O'Callaghan, Karen M, Hennessy, Áine, Hull, George L J, Healy, Karina, Ritz, Christian, Kenny, Louise C, Cashman, Kevin D, Kiely, Mairead E
TheAmerican journal of clinical nutrition 2018 v.108 no.1 pp. 77-91
Dietary Reference Intakes, adults, blood serum, cholecalciferol, diet, dose response, latitude, liquid chromatography, metabolites, neonates, nutrition risk assessment, placebos, pregnancy, pregnant women, regression analysis, rickets, tandem mass spectrometry, umbilical cord, Ireland
In the absence of dose-response data, Dietary Reference Values for vitamin D in nonpregnant adults are extended to pregnancy.

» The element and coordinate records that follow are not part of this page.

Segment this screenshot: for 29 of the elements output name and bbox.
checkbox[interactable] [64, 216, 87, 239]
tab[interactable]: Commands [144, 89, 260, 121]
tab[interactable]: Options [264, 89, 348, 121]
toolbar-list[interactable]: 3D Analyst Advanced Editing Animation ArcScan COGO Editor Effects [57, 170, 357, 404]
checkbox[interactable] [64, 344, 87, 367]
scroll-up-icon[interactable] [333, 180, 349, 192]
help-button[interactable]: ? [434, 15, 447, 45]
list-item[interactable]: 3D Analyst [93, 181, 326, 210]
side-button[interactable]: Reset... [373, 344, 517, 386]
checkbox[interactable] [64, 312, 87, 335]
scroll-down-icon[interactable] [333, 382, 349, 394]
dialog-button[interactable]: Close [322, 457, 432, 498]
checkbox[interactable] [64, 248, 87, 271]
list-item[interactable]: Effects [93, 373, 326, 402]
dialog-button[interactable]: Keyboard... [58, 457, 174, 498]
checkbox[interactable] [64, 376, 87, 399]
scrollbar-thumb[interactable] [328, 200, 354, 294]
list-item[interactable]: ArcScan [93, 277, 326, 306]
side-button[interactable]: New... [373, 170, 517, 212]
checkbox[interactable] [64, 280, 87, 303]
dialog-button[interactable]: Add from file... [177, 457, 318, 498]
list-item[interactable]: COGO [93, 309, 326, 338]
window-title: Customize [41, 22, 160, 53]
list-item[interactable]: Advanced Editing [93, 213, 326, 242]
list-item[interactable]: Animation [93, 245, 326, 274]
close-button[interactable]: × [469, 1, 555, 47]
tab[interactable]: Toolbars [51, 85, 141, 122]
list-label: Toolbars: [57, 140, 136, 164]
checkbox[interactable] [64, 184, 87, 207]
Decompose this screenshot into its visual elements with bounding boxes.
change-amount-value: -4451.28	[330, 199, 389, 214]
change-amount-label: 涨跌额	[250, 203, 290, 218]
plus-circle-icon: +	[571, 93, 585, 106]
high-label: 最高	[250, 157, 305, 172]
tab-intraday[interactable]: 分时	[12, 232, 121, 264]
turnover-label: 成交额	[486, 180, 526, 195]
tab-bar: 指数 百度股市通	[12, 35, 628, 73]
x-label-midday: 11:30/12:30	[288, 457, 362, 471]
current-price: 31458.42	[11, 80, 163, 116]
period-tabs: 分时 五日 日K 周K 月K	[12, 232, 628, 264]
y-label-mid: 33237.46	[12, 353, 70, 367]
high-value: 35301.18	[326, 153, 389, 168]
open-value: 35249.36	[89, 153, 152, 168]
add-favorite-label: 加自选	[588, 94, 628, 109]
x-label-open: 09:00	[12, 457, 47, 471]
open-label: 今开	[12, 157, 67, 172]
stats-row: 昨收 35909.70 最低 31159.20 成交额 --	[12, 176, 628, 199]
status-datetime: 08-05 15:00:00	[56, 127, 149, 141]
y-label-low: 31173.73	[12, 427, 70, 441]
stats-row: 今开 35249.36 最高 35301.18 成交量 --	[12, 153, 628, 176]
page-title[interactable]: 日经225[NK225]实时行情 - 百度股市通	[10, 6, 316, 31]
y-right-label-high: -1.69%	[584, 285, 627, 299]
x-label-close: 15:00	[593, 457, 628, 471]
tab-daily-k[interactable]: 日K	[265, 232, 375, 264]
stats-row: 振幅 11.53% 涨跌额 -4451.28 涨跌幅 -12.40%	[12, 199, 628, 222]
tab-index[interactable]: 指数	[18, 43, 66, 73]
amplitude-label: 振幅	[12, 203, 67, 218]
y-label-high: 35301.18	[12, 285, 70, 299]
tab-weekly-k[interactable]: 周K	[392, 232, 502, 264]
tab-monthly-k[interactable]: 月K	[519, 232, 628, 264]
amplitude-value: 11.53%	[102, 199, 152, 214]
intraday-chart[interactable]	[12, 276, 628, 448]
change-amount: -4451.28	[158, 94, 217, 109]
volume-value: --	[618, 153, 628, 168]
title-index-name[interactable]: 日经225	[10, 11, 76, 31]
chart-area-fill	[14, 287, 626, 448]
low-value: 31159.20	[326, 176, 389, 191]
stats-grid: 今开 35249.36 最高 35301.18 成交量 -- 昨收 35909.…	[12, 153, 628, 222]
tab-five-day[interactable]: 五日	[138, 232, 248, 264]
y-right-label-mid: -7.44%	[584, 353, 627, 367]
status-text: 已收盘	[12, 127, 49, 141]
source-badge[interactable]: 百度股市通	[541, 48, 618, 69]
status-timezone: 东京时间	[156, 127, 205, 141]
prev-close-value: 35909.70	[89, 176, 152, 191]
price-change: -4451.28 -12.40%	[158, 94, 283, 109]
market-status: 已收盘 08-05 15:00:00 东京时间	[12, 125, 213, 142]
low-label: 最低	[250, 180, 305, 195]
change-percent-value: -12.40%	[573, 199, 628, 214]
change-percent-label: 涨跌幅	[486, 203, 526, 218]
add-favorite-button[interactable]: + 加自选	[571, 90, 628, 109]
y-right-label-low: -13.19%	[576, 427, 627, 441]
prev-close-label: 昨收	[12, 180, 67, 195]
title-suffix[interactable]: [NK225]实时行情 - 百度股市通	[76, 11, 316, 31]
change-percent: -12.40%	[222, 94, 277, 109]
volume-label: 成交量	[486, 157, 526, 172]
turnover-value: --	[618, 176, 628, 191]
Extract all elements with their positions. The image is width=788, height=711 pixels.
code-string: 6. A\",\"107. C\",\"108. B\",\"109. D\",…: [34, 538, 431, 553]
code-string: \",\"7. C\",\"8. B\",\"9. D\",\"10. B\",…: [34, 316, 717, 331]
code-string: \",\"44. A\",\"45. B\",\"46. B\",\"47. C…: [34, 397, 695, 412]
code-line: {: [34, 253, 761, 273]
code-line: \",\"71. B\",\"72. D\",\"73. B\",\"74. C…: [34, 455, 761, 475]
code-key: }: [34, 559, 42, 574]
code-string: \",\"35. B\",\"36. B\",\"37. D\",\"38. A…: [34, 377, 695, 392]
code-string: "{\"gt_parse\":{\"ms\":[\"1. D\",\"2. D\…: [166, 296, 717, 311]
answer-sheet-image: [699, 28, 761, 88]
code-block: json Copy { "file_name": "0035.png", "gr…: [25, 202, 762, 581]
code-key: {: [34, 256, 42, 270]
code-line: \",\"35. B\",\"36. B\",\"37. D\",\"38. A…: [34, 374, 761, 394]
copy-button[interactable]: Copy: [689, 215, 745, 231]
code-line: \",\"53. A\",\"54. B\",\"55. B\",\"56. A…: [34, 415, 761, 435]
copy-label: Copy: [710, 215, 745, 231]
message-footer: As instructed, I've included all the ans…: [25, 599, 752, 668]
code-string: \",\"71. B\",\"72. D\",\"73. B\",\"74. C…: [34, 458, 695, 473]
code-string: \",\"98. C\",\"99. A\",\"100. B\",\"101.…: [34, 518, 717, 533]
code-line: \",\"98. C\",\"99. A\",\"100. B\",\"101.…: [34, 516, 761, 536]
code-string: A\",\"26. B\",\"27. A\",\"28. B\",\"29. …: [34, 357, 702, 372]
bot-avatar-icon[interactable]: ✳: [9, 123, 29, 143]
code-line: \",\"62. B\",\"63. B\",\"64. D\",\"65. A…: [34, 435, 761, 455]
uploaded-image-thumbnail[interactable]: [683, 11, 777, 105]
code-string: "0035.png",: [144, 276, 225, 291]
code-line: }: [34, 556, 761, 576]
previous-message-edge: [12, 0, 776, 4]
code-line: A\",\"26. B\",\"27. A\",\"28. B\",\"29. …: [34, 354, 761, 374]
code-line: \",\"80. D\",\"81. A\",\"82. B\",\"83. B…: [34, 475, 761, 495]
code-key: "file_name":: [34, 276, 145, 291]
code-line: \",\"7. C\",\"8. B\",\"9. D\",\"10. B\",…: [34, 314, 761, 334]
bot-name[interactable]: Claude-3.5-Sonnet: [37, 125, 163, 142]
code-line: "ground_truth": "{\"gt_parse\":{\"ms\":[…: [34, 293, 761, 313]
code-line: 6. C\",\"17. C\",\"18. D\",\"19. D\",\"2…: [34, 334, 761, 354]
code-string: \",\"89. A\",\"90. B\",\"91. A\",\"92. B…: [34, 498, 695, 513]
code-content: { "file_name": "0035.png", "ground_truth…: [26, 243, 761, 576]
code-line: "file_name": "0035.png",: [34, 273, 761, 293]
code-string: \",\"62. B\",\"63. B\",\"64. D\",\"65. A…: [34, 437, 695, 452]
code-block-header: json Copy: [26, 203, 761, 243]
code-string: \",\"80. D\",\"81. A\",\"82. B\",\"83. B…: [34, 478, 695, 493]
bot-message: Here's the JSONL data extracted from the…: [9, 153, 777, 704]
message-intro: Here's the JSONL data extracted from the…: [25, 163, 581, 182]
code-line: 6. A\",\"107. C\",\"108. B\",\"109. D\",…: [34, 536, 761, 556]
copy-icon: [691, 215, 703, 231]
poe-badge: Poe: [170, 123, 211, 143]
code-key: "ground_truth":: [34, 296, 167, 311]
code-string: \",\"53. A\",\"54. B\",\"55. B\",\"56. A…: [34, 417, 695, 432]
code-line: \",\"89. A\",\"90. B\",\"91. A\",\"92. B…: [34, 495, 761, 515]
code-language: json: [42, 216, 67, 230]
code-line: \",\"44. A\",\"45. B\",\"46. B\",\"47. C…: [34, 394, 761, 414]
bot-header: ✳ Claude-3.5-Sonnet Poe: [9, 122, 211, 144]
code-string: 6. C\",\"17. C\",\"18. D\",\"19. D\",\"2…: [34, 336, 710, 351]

The aim was to estimate vitamin D intake needed to maintain maternal 25-hydroxyvitamin D [25(OH)D] in late gestation at a concentration sufficient to prevent newborn 25(OH)D <25–30 nmol/L, a threshold indicative of increased risk of nutritional rickets. We conducted a 3-arm, dose-response, double-blind, randomized placebo-controlled trial in Cork, Ireland (51.9ᵒN). A total of 144 white-skinned pregnant women were assigned to receive 0, 10 (400 IU), or 20 (800 IU) µg vitamin D₃/d from ≤18 wk of gestation. Vitamin D metabolites at 14, 24, and 36 wk of gestation and in cord sera, including 25(OH)D₃, 3-epi-25(OH)D₃, 24,25(OH)₂D₃, and 25(OH)D₂ were quantified by liquid chromatography–tandem mass spectrometry. A curvilinear regression model predicted the total vitamin D intake (from diet and antenatal supplements plus treatment dose) that maintained maternal 25(OH)D in late gestation at a concentration sufficient to maintain cord 25(OH)D at ≥25–30 nmol/L. Mean ± SD baseline 25(OH)D was 54.9 ± 10.7 nmol/L. Total vitamin D intakes at the study endpoint (36 wk of gestation) were 12.1 ± 8.0, 21.9 ± 5.3, and 33.7 ± 5.1 µg/d in the placebo and 10-µg and 20-µg vitamin D₃ groups, respectively; and 25(OH)D was 24.3 ± 5.8 and 29.2 ± 5.6 nmol/L higher in the 10- and 20-µg groups, respectively, compared with placebo (P < 0.001). For maternal 25(OH)D concentrations ≥50 nmol/L, 95% of cord sera were ≥30 nmol/L and 99% were >25 nmol/L. The estimated vitamin D intake required to maintain serum 25(OH)D at ≥50 nmol/L in 97.5% of women was 28.9 µg/d. Thirty micrograms of vitamin D per day safely maintained serum 25(OH)D concentrations at ≥50 nmol/L in almost all white-skinned women during pregnancy at a northern latitude, which kept 25(OH)D at >25 nmol/L in 99% and ≥30 nmol/L in 95% of umbilical cord sera. This trial was registered at as NCT02506439.